Bottled water is incredibly wasteful. The bottle itself also leads to widespread environmental damage, with more than 85% of globally consumed bottles being thrown in the trash, as opposed to being recycled. Furthermore, 10% of all plastic reaches the ocean, leading to the deaths of an estimated one million birds and marine animals yearly.
Yet, if the environmental impact of bottled water is disgraceful, its impact on human rights is horrifying.
Fiji Water has nearly exclusive access to a 17 mile aquifer on the north coast of Fiji while many Fijians have lived with water shortages resulting in rations as low as 4 gallons of water per family per week. Coca-Cola’s extraction of water in India to produce Dasani, meanwhile, has resulted in water shortages for over 50 villages.
Water extraction has also led to a variety of health problems. The inadequate and unclean water supply in Fiji, for instance, has lead to typhoid outbreaks and parasitic infection. The pollution caused by Coca-Cola through its Indian bottling plants has included dangerous compounds such as lead.
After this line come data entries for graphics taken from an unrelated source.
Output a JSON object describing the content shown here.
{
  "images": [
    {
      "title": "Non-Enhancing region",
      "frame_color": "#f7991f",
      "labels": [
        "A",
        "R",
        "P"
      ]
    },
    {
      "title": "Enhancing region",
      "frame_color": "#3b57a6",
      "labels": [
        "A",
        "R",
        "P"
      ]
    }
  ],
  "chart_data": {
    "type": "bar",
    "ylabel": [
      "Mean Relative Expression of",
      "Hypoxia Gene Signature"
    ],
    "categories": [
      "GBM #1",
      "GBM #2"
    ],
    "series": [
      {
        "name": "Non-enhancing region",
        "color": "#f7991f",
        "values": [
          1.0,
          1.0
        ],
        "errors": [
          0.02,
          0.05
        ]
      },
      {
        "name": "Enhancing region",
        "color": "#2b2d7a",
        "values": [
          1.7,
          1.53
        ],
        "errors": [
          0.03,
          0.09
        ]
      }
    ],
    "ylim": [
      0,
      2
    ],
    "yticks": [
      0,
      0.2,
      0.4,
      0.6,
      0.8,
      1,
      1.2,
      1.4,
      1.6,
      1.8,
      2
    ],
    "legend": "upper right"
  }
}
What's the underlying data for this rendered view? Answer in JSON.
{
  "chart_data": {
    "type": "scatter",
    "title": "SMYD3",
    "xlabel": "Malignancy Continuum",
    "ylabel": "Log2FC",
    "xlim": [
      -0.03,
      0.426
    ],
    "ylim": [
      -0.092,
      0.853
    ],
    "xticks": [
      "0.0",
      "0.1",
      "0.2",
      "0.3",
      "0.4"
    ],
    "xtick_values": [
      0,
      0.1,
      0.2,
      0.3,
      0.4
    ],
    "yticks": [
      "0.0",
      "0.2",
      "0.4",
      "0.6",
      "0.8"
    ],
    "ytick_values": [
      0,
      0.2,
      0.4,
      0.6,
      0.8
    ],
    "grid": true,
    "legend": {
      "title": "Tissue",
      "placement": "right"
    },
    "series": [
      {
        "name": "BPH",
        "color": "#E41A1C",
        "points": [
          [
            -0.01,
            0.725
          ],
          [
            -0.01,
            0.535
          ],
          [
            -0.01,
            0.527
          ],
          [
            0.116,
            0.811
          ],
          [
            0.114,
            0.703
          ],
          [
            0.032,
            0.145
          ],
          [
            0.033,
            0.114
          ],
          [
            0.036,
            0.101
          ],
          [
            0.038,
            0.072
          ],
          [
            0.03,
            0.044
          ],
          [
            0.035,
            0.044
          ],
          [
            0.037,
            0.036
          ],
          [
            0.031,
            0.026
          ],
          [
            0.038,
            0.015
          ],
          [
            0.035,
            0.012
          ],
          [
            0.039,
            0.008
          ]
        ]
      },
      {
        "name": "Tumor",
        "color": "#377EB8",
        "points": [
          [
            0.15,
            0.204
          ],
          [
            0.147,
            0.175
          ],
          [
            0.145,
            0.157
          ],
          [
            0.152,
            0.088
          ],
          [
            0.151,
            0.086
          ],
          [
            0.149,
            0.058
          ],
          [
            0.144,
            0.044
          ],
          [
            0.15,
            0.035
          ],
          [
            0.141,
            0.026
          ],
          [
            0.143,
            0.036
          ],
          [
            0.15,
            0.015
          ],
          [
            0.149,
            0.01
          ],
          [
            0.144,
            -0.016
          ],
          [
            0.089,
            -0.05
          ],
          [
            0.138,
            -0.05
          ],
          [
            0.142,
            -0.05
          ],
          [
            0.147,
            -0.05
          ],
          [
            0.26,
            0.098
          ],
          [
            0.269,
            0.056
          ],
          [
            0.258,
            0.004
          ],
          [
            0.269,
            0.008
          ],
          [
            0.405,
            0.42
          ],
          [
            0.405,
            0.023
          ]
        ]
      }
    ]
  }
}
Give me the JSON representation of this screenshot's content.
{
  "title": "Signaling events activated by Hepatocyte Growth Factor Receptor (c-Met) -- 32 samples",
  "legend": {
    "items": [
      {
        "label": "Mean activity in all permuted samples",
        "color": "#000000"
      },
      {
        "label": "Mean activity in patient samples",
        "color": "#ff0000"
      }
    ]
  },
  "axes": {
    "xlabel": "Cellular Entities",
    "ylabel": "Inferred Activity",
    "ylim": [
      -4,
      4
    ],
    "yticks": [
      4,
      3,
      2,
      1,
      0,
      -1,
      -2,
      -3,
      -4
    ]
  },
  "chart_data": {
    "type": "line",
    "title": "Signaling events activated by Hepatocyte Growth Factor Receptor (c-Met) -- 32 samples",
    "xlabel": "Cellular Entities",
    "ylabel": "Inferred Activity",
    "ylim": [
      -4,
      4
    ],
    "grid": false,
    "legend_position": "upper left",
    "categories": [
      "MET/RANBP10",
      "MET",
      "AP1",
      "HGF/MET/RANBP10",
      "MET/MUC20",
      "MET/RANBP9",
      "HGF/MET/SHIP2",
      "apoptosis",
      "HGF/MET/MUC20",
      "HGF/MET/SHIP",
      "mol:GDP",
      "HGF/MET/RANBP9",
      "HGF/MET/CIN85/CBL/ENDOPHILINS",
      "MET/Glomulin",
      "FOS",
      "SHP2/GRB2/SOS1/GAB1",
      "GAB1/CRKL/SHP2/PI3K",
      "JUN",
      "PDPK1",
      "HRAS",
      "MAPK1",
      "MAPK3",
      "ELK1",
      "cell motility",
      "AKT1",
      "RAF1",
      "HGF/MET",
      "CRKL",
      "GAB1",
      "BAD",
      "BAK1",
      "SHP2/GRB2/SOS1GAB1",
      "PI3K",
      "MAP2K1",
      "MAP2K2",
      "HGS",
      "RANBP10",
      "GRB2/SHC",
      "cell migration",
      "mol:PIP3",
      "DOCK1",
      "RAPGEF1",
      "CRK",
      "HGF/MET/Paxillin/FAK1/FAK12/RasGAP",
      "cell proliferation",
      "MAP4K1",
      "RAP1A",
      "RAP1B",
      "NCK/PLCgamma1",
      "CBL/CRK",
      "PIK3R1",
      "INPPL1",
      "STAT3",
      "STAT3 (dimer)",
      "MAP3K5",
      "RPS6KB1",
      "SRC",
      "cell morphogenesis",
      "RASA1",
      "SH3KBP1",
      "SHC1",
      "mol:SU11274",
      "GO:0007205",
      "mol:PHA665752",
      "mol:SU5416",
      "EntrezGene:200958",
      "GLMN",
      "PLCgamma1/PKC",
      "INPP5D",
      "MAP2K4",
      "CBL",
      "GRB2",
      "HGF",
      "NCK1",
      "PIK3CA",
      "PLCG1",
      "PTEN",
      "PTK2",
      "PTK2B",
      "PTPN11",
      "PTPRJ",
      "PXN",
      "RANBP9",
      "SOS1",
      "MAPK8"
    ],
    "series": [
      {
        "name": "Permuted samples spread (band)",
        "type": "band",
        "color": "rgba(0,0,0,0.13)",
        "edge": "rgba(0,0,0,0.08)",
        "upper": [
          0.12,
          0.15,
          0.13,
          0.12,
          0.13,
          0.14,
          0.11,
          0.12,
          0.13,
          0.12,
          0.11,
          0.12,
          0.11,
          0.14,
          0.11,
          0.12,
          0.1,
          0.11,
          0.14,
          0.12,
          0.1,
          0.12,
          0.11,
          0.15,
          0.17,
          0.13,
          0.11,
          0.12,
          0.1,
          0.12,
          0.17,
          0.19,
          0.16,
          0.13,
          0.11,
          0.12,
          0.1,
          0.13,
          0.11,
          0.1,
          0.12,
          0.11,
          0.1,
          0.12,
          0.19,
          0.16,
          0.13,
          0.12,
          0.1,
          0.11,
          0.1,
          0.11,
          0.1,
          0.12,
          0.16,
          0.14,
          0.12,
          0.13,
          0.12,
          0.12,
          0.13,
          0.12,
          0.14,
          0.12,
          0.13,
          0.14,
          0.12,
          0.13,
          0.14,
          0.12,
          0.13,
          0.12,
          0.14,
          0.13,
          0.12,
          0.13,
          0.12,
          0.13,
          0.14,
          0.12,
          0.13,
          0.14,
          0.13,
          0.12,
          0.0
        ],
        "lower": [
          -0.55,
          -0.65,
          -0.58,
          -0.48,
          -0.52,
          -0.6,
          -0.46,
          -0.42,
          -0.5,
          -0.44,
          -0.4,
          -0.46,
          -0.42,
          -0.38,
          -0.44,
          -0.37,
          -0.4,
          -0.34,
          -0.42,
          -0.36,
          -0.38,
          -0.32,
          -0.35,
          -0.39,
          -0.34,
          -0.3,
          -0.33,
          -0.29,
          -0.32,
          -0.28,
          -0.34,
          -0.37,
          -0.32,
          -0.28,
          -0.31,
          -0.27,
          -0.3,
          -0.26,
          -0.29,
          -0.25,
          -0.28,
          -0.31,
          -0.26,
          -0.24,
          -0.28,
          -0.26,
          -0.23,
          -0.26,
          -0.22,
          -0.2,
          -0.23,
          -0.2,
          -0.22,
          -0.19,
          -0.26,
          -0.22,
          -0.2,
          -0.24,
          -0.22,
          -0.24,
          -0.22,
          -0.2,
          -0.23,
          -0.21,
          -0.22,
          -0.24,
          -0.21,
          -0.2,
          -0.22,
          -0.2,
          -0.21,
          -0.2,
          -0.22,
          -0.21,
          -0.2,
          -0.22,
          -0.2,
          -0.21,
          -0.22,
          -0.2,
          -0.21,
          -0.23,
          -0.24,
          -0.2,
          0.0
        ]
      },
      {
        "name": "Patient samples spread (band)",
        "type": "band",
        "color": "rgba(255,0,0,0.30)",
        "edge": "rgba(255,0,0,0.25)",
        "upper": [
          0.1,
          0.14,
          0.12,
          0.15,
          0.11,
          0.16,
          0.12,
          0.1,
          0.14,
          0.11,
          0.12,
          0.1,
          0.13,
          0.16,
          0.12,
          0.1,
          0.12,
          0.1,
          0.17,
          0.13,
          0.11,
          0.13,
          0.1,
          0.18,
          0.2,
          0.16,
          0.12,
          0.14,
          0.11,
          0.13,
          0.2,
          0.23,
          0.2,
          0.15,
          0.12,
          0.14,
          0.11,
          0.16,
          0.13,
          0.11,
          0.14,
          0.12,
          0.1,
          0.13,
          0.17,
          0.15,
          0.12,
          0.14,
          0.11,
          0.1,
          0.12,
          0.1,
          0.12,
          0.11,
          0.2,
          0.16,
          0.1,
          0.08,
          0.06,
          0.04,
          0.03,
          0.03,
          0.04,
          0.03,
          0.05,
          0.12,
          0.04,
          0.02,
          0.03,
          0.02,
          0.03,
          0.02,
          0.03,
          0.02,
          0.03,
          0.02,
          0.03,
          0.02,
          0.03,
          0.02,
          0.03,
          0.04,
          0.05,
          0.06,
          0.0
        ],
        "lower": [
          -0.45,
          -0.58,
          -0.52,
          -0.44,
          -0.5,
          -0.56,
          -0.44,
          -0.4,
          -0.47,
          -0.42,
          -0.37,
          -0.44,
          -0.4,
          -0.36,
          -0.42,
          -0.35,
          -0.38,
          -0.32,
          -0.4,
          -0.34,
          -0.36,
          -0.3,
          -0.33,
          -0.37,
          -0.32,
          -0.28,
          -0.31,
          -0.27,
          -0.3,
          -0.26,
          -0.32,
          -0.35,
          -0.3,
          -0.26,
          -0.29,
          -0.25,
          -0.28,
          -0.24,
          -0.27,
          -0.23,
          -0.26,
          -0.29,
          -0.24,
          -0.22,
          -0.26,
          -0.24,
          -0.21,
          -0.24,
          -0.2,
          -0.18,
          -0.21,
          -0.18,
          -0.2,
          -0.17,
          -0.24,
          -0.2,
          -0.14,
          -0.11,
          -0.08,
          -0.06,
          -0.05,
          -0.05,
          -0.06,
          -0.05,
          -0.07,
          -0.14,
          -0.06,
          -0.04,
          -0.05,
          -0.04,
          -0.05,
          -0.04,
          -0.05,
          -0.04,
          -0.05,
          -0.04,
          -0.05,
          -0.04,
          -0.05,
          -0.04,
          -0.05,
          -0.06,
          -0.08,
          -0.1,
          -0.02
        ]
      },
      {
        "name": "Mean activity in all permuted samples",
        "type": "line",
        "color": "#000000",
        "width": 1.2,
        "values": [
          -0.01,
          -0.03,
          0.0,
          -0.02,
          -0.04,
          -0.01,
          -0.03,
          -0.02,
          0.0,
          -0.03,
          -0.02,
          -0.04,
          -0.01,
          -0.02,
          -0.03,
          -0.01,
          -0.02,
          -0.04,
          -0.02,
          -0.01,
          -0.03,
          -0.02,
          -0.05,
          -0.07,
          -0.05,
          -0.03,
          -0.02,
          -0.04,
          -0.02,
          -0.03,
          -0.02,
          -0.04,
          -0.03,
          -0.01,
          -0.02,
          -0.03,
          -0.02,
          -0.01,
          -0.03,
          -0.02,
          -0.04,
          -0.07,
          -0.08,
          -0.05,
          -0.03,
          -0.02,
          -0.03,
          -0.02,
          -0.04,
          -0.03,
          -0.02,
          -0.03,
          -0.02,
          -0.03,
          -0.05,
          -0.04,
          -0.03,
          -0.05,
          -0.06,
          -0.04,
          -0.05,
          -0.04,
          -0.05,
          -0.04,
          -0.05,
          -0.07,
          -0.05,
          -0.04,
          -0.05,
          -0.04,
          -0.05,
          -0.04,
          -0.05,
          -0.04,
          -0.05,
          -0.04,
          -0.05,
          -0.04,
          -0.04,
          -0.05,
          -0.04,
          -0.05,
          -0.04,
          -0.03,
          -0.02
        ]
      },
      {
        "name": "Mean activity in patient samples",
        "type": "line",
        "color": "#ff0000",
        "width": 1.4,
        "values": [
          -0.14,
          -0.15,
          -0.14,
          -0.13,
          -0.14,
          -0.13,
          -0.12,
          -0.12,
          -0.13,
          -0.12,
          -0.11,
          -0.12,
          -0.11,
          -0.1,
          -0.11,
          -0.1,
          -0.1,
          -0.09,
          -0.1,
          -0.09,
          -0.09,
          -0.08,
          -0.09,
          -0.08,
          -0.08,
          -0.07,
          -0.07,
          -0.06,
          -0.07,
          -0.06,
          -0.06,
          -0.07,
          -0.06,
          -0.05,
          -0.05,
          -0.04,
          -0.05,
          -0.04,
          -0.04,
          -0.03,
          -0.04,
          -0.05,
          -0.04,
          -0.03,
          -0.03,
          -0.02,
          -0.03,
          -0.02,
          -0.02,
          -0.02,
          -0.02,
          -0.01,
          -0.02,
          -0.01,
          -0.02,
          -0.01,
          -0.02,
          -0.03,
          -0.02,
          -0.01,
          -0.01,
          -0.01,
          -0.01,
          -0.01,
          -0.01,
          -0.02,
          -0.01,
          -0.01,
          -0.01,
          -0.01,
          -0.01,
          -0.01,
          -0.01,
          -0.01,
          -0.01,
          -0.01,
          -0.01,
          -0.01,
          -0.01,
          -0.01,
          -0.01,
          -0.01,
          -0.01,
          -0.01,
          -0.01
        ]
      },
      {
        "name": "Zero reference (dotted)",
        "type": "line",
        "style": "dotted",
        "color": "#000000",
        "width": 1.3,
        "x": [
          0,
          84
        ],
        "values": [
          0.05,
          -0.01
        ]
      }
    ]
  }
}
Of course, the causation of health problems through privatization only brings to attention a broader issue in the bottling and privatization of water—the philosophical denial of the right to water. Nestle came under fire in 2013 after the emergence of a video of CEO Peter Brabeck stating that water is not a human right, but a commodity to be given a market value and sold. Nestle owns over 15 bottled water brands, including Poland Springs and San Pelligrino, and has been criticized for its sale of Nestle Pure Life water to the developing world at the expense of the development of clean-water infrastructure. The sale and purchase of bottled water on its own denies the right to water as an infrastructural need, and instead treats it as a commercial product through which the wealthy continue to benefit at the expense of the world’s poor.
Protecting the right to water, globally, is highly important. It is a right which must exist to protect the health, agriculture and infrastructure of the developing world. Water privatizations, and the actions of the companies that control significant portions of the world’s water supply, deny the important progress to be made on this front.